One little hand immediately went to pat her hair, while she gave her neck a meditative turn, and then said seriously—
“There would be the house-linen and the furniture to be prepared. Still, mamma could see to those while we were away.”
“Yes, to be sure. We must be away a week or so.”
“Oh, more than that!” said Rosamond, earnestly. She was thinking of her evening dresses for the visit to Sir Godwin Lydgate’s, which she had long been secretly hoping for as a delightful employment of at least one quarter of the honeymoon, even if she deferred her introduction to the uncle who was a doctor of divinity (also a pleasing though sober kind of rank, when sustained by blood). She looked at her lover with some wondering remonstrance as she spoke, and he readily understood that she might wish to lengthen the sweet time of double solitude.
“Whatever you wish, my darling, when the day is fixed. But let us take a decided course, and put an end to any discomfort you may be suffering. Six weeks!—I am sure they would be ample.”
“I could certainly hasten the work,” said Rosamond. “Will you, then, mention it to papa?—I think it would be better to write to him.” She blushed and looked at him as the garden flowers look at us when we walk forth happily among them in the transcendent evening light: is there not a soul beyond utterance, half nymph, half child, in those delicate petals which glow and breathe about the centres of deep color?

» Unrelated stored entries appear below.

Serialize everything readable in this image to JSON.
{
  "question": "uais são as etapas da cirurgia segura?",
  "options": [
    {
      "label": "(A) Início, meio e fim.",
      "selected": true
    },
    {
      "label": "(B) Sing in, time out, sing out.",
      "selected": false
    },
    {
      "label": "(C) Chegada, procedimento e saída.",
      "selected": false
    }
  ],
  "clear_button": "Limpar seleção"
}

He touched her ear and a little bit of neck under it with his lips, and they sat quite still for many minutes which flowed by them like a small gurgling brook with the kisses of the sun upon it. Rosamond thought that no one could be more in love than she was; and Lydgate thought that after all his wild mistakes and absurd credulity, he had found perfect womanhood—felt as If already breathed upon by exquisite wedded affection such as would be bestowed by an accomplished creature who venerated his high musings and momentous labors and would never interfere with them; who would create order in the home and accounts with still magic, yet keep her fingers ready to touch the lute and transform life into romance at any moment; who was instructed to the true womanly limit and not a hair’s-breadth beyond—docile, therefore, and ready to carry out behests which came from that limit. It was plainer now than ever that his notion of remaining much longer a bachelor had been a mistake: marriage would not be an obstruction but a furtherance. And happening the next day to accompany a patient to Brassing, he saw a dinner-service there which struck him as so exactly the right thing that he bought it at once. It saved time to do these things just when you thought of them, and Lydgate hated ugly crockery. The dinner-service in question was expensive, but that might be in the nature of dinner-services. Furnishing was necessarily expensive; but then it had to be done only once.

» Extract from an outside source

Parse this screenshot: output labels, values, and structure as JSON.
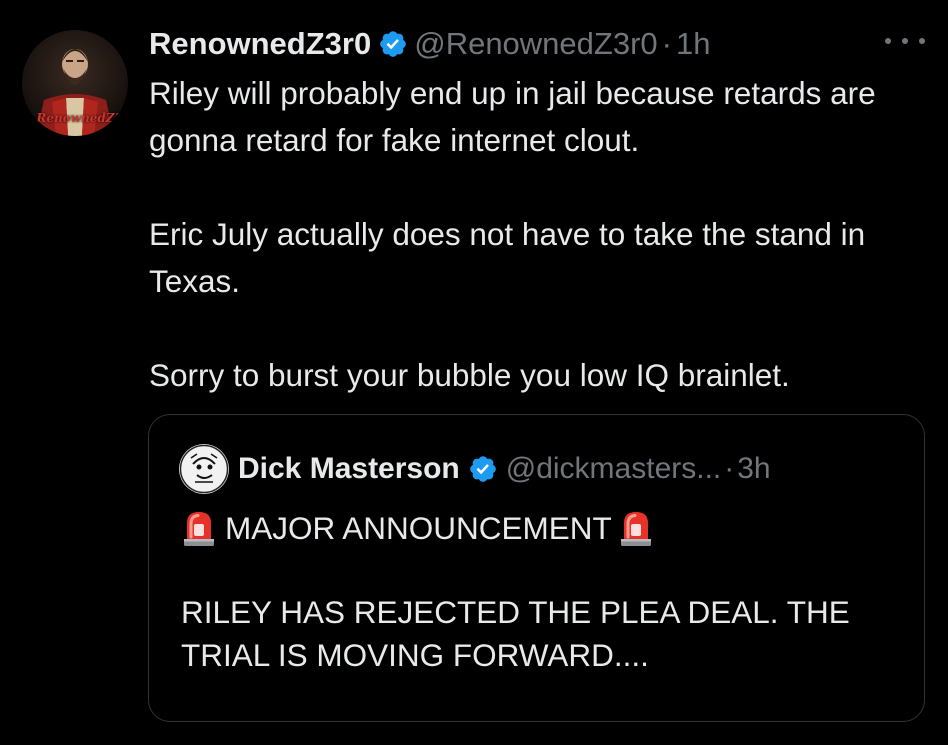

“It must be lovely,” said Mrs. Vincy, when Lydgate mentioned his purchase with some descriptive touches. “Just what Rosy ought to have. I trust in heaven it won’t be broken!”
“One must hire servants who will not break things,” said Lydgate. (Certainly, this was reasoning with an imperfect vision of sequences. But at that period there was no sort of reasoning which was not more or less sanctioned by men of science.)